Depois de quase dois anos de negociações, a Organização Mundial do Comércio (OMC) praticamente concluiu as negociações sobre um acordo sobre o acesso a remédios baratos para países em desenvolvimento. Em Genebra, diplomatas apontam que o tratado poderá ser assinado amanhã se tudo correr bem. Mas organizações não-governamentais (ongs) e entidades de saúde apontam que os países em desenvolvimento foram os principais prejudicados nesse processo. "Os países em desenvolvimento estão entregando de graça o acordo. As regras ainda impedirão que países pobres tenham acesso a remédios", afirma Celine Charveriat, representante da entidade Oxfam.
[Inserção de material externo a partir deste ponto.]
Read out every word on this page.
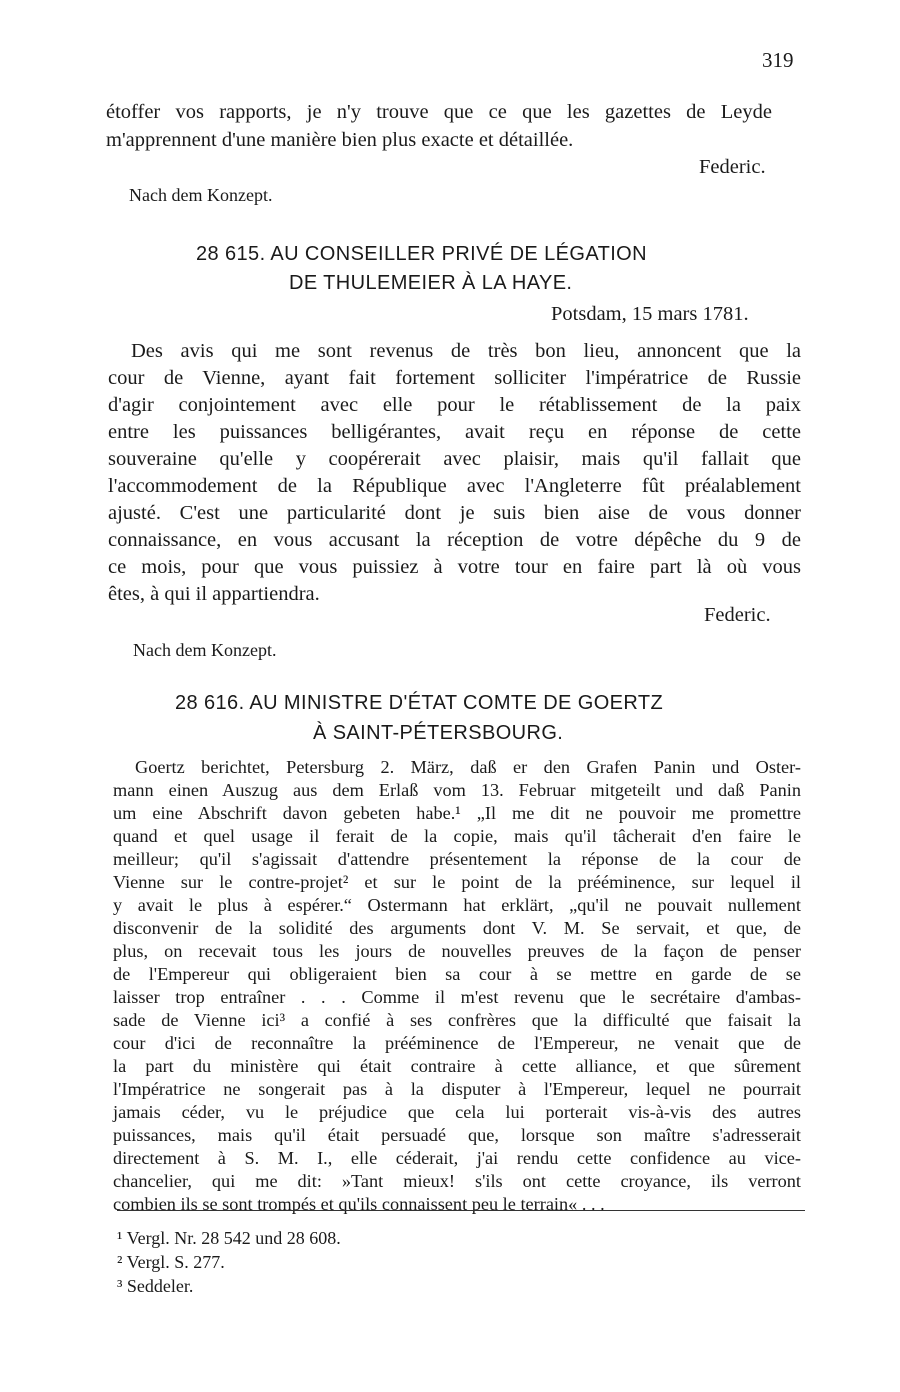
319
étoffer vos rapports, je n'y trouve que ce que les gazettes de Leyde
m'apprennent d'une manière bien plus exacte et détaillée.
Federic.
Nach dem Konzept.
28 615. AU CONSEILLER PRIVÉ DE LÉGATION
DE THULEMEIER À LA HAYE.
Potsdam, 15 mars 1781.
Des avis qui me sont revenus de très bon lieu, annoncent que la
cour de Vienne, ayant fait fortement solliciter l'impératrice de Russie
d'agir conjointement avec elle pour le rétablissement de la paix
entre les puissances belligérantes, avait reçu en réponse de cette
souveraine qu'elle y coopérerait avec plaisir, mais qu'il fallait que
l'accommodement de la République avec l'Angleterre fût préalablement
ajusté. C'est une particularité dont je suis bien aise de vous donner
connaissance, en vous accusant la réception de votre dépêche du 9 de
ce mois, pour que vous puissiez à votre tour en faire part là où vous
êtes, à qui il appartiendra.
Federic.
Nach dem Konzept.
28 616. AU MINISTRE D'ÉTAT COMTE DE GOERTZ
À SAINT-PÉTERSBOURG.
Goertz berichtet, Petersburg 2. März, daß er den Grafen Panin und Oster-
mann einen Auszug aus dem Erlaß vom 13. Februar mitgeteilt und daß Panin
um eine Abschrift davon gebeten habe.¹ „Il me dit ne pouvoir me promettre
quand et quel usage il ferait de la copie, mais qu'il tâcherait d'en faire le
meilleur; qu'il s'agissait d'attendre présentement la réponse de la cour de
Vienne sur le contre-projet² et sur le point de la prééminence, sur lequel il
y avait le plus à espérer.“ Ostermann hat erklärt, „qu'il ne pouvait nullement
disconvenir de la solidité des arguments dont V. M. Se servait, et que, de
plus, on recevait tous les jours de nouvelles preuves de la façon de penser
de l'Empereur qui obligeraient bien sa cour à se mettre en garde de se
laisser trop entraîner . . . Comme il m'est revenu que le secrétaire d'ambas-
sade de Vienne ici³ a confié à ses confrères que la difficulté que faisait la
cour d'ici de reconnaître la prééminence de l'Empereur, ne venait que de
la part du ministère qui était contraire à cette alliance, et que sûrement
l'Impératrice ne songerait pas à la disputer à l'Empereur, lequel ne pourrait
jamais céder, vu le préjudice que cela lui porterait vis-à-vis des autres
puissances, mais qu'il était persuadé que, lorsque son maître s'adresserait
directement à S. M. I., elle céderait, j'ai rendu cette confidence au vice-
chancelier, qui me dit: »Tant mieux! s'ils ont cette croyance, ils verront
combien ils se sont trompés et qu'ils connaissent peu le terrain« . . .
¹ Vergl. Nr. 28 542 und 28 608.
² Vergl. S. 277.
³ Seddeler.
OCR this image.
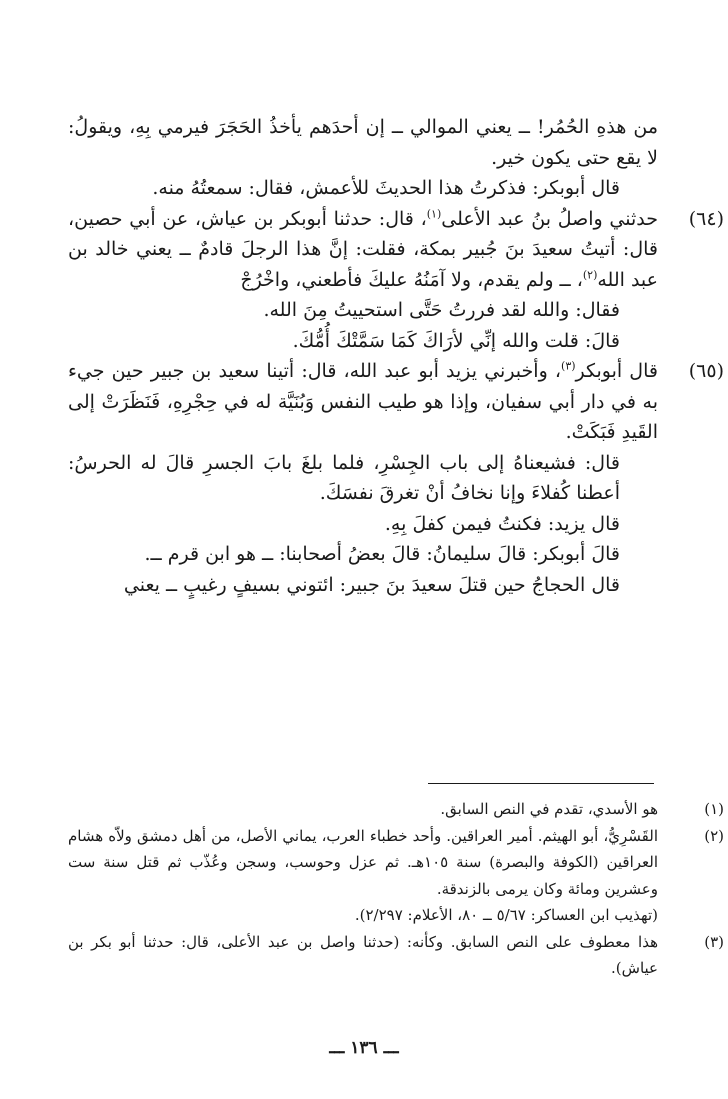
من هذهِ الحُمُر! ــ يعني الموالي ــ إن أحدَهم يأخذُ الحَجَرَ فيرمي بِهِ، ويقولُ: لا يقع حتى يكون خير.

قال أبوبكر: فذكرتُ هذا الحديثَ للأعمش، فقال: سمعتُهُ منه.

(٦٤)
حدثني واصلُ بنُ عبد الأعلى$^{(١)}$، قال: حدثنا أبوبكر بن عياش، عن أبي حصين، قال: أتيتُ سعيدَ بنَ جُبير بمكة، فقلت: إنَّ هذا الرجلَ قادمٌ ــ يعني خالد بن عبد الله$^{(٢)}$، ــ ولم يقدم، ولا آمَنُهُ عليكَ فأطعني، واخْرُجْ

فقال: والله لقد فررتُ حَتَّى استحييتُ مِنَ الله.

قالَ: قلت والله إنِّي لأرَاكَ كَمَا سَمَّتْكَ أُمُّكَ.

(٦٥)
قال أبوبكر$^{(٣)}$، وأخبرني يزيد أبو عبد الله، قال: أتينا سعيد بن جبير حين جيء به في دار أبي سفيان، وإذا هو طيب النفس وَبُنَيَّة له في حِجْرِهِ، فَنَظَرَتْ إلى القَيدِ فَبَكَتْ.

قال: فشيعناهُ إلى باب الجِسْرِ، فلما بلغَ بابَ الجسرِ قالَ له الحرسُ: أعطنا كُفلاءَ وإنا نخافُ أنْ تغرقَ نفسَكَ.

قال يزيد: فكنتُ فيمن كفلَ بِهِ.

قالَ أبوبكر: قالَ سليمانُ: قالَ بعضُ أصحابنا: ــ هو ابن قرم ــ.

قال الحجاجُ حين قتلَ سعيدَ بنَ جبير: ائتوني بسيفٍ رغيبٍ ــ يعني

(١)
هو الأسدي، تقدم في النص السابق.

(٢)
القَسْرِيُّ، أبو الهيثم. أمير العراقين. وأحد خطباء العرب، يماني الأصل، من أهل دمشق ولاّه هشام العراقين (الكوفة والبصرة) سنة ١٠٥هـ. ثم عزل وحوسب، وسجن وعُذّب ثم قتل سنة ست وعشرين ومائة وكان يرمى بالزندقة.

(تهذيب ابن العساكر: ٥/٦٧ ــ ٨٠، الأعلام: ٢/٢٩٧).

(٣)
هذا معطوف على النص السابق. وكأنه: (حدثنا واصل بن عبد الأعلى، قال: حدثنا أبو بكر بن عياش).

ـــ ١٣٦ ـــ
Hoje, depois de dias de negociações sigilosas, circulou uma proposta de acordo sobre patentes de remédios. Nos bastidores, Brasil, Estados Unidos, África do Sul, Quênia e Índia haviam sido consultados antes e deram sinal verde para que o texto seguisse para aprovação. Já estava decidido desde 2002 que os governos sem recursos poderiam quebrar a patente de medicamentos e produzir seus próprios produtos genéricos em caso de emergência nacional e no caso de epidemias. Mas o problema é que nem todos os países teriam a capacidade produtiva de fabricar esses remédios e, portanto, defendiam seu direito de importar remédios genéricos de outros países. Quem não concordava com isso era o governo dos Estados Unidos, que sofreu uma forte pressão de suas multinacionais do setor farmacêutico para impedir que o acordo possibilitasse que empresas de genéricos do Brasil ou Índia, por exemplo, viessem a exportar, no futuro, remédios genéricos para países pobres. A solução encontrada no texto apresentado hoje foi que os países pobres terão que provar à OMC que não tem capacidade produtiva para fabricar o remédio todas as vezes que queiram comprar produtos genéricos no exterior. Na prática, os governos terão que pedir permissões a outros governos para tomar a iniciativa.